De nombreux professionnels de santé, tels, notamment, les pharmaciens, les dentistes, les opticiens, mais également de nombreux médecins spécialistes (radiologues, etc.) et généralistes (près des deux tiers des praticiens) pratiquent déjà le tiers payant. Mais, hors les situations évoquées ci-dessus (bénéfice de droit), et celle où la législation actuelle autorise le pharmacien à refuser le bénéfice du tiers payant aux patients ne souhaitant pas de génériques, le praticien reste libre de l’accepter ou non. L’infirmière libérale peut donc tout à fait demander à son patient de payer l’intégralité de ses actes de soin. D’ailleurs, la convention nationale des infirmiers ne dispose-t-elle pas : « En dehors des cas de dispenses d’avance des frais légales (AME, CMU, accidents du travail…), l’infirmière libérale peut accepter, dans des cas exceptionnels justifiés par des situations sociales particulières, le paiement différé de ses honoraires. » Le tiers payant apparaît donc dans ce texte davantage comme une exception qu’une règle !

Vers quelle évolution ?

Le ministère de la Santé souhaite étendre le tiers payant intégral à l’ensemble des français.
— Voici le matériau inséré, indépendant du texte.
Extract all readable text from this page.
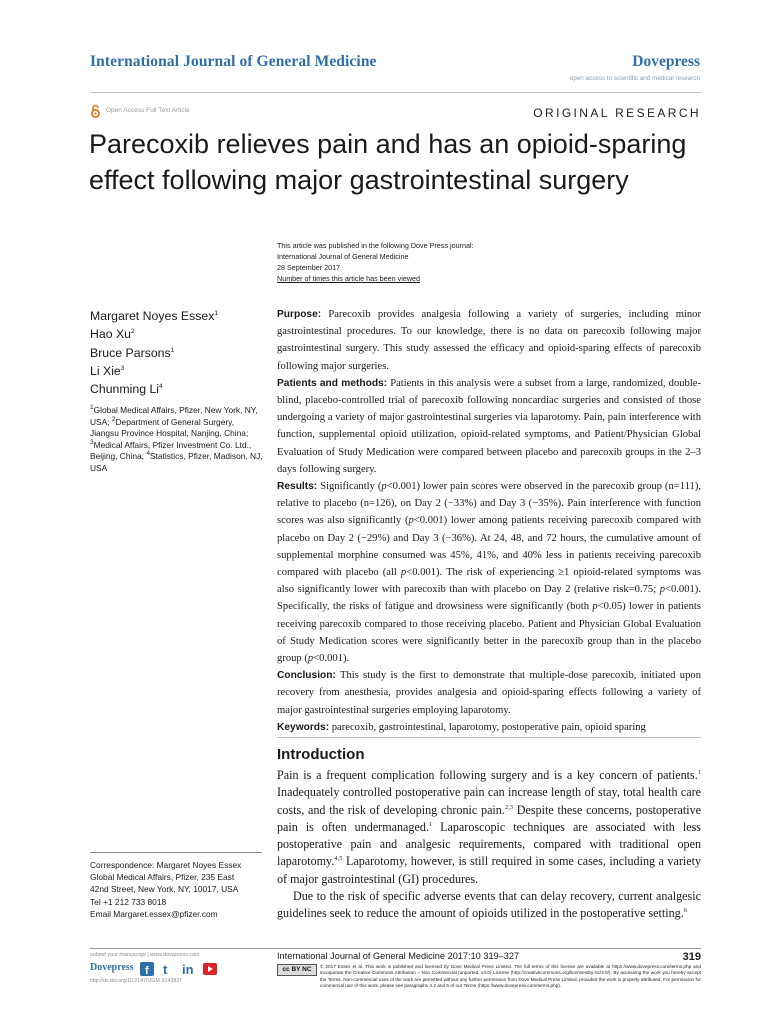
International Journal of General Medicine	Dovepress
open access to scientific and medical research
Open Access Full Text Article	ORIGINAL RESEARCH
Parecoxib relieves pain and has an opioid-sparing effect following major gastrointestinal surgery
This article was published in the following Dove Press journal:
International Journal of General Medicine
28 September 2017
Number of times this article has been viewed
Margaret Noyes Essex$^1$
Hao Xu$^2$
Bruce Parsons$^1$
Li Xie$^3$
Chunming Li$^4$
$^1$Global Medical Affairs, Pfizer, New York, NY, USA; $^2$Department of General Surgery, Jiangsu Province Hospital, Nanjing, China; $^3$Medical Affairs, Pfizer Investment Co. Ltd., Beijing, China; $^4$Statistics, Pfizer, Madison, NJ, USA

Purpose: Parecoxib provides analgesia following a variety of surgeries, including minor gastrointestinal procedures. To our knowledge, there is no data on parecoxib following major gastrointestinal surgery. This study assessed the efficacy and opioid-sparing effects of parecoxib following major surgeries.

Patients and methods: Patients in this analysis were a subset from a large, randomized, double-blind, placebo-controlled trial of parecoxib following noncardiac surgeries and consisted of those undergoing a variety of major gastrointestinal surgeries via laparotomy. Pain, pain interference with function, supplemental opioid utilization, opioid-related symptoms, and Patient/Physician Global Evaluation of Study Medication were compared between placebo and parecoxib groups in the 2–3 days following surgery.

Results: Significantly (p<0.001) lower pain scores were observed in the parecoxib group (n=111), relative to placebo (n=126), on Day 2 (−33%) and Day 3 (−35%). Pain interference with function scores was also significantly (p<0.001) lower among patients receiving parecoxib compared with placebo on Day 2 (−29%) and Day 3 (−36%). At 24, 48, and 72 hours, the cumulative amount of supplemental morphine consumed was 45%, 41%, and 40% less in patients receiving parecoxib compared with placebo (all p<0.001). The risk of experiencing ≥1 opioid-related symptoms was also significantly lower with parecoxib than with placebo on Day 2 (relative risk=0.75; p<0.001). Specifically, the risks of fatigue and drowsiness were significantly (both p<0.05) lower in patients receiving parecoxib compared to those receiving placebo. Patient and Physician Global Evaluation of Study Medication scores were significantly better in the parecoxib group than in the placebo group (p<0.001).

Conclusion: This study is the first to demonstrate that multiple-dose parecoxib, initiated upon recovery from anesthesia, provides analgesia and opioid-sparing effects following a variety of major gastrointestinal surgeries employing laparotomy.

Keywords: parecoxib, gastrointestinal, laparotomy, postoperative pain, opioid sparing

Introduction

Pain is a frequent complication following surgery and is a key concern of patients.$^1$ Inadequately controlled postoperative pain can increase length of stay, total health care costs, and the risk of developing chronic pain.$^{2,3}$ Despite these concerns, postoperative pain is often undermanaged.$^1$ Laparoscopic techniques are associated with less postoperative pain and analgesic requirements, compared with traditional open laparotomy.$^{4,5}$ Laparotomy, however, is still required in some cases, including a variety of major gastrointestinal (GI) procedures.

Due to the risk of specific adverse events that can delay recovery, current analgesic guidelines seek to reduce the amount of opioids utilized in the postoperative setting.$^6$

Correspondence: Margaret Noyes Essex
Global Medical Affairs, Pfizer, 235 East
42nd Street, New York, NY, 10017, USA
Tel +1 212 733 8018
Email Margaret.essex@pfizer.com
submit your manuscript | www.dovepress.com
Dovepress f t in
http://dx.doi.org/10.2147/IJGM.S143837
International Journal of General Medicine 2017:10 319–327	319
cc BY NC	© 2017 Essex et al. This work is published and licensed by Dove Medical Press Limited. The full terms of this license are available at https://www.dovepress.com/terms.php and incorporate the Creative Commons Attribution – Non Commercial (unported, v3.0) License (http://creativecommons.org/licenses/by-nc/3.0/). By accessing the work you hereby accept the Terms. Non-commercial uses of the work are permitted without any further permission from Dove Medical Press Limited, provided the work is properly attributed. For permission for commercial use of this work, please see paragraphs 4.2 and 5 of our Terms (https://www.dovepress.com/terms.php).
Cette extension devrait se faire en deux étapes : dans un premier temps, le tiers payant sera étendu, dès le 1er juillet 2015, à tous les bénéficiaires de l’ACS, puis aux patients bénéficiant d’une prise en charge à 100 % (soit près de 15 millions de personnes) à partir du 31 décembre 2016. Dans un second temps, il sera étendu à tous les patients fin 2017. Afin de répondre aux inquiétudes des professionnels de santé, le ministère de la Santé a demandé à l’Assurance maladie et aux mutuelles de présenter « un dispositif opérationnel pour l’ensemble des patients, simple, rapide et fiable ». Par ailleurs, une garantie de paiement pour les professionnels sera inscrite dans la loi : le paiement pour les feuilles de soins électroniques devra être effectué dans un délai de sept jours, l’Assurance maladie devant payer des pénalités en cas de dépassement des délais. Soulignons que l’avance des frais dissuade aujourd’hui de nombreuses personnes à avoir recours à des professionnels de santé, avec les conséquences qu’une prise en charge trop tardive peut avoir sur leur état de santé.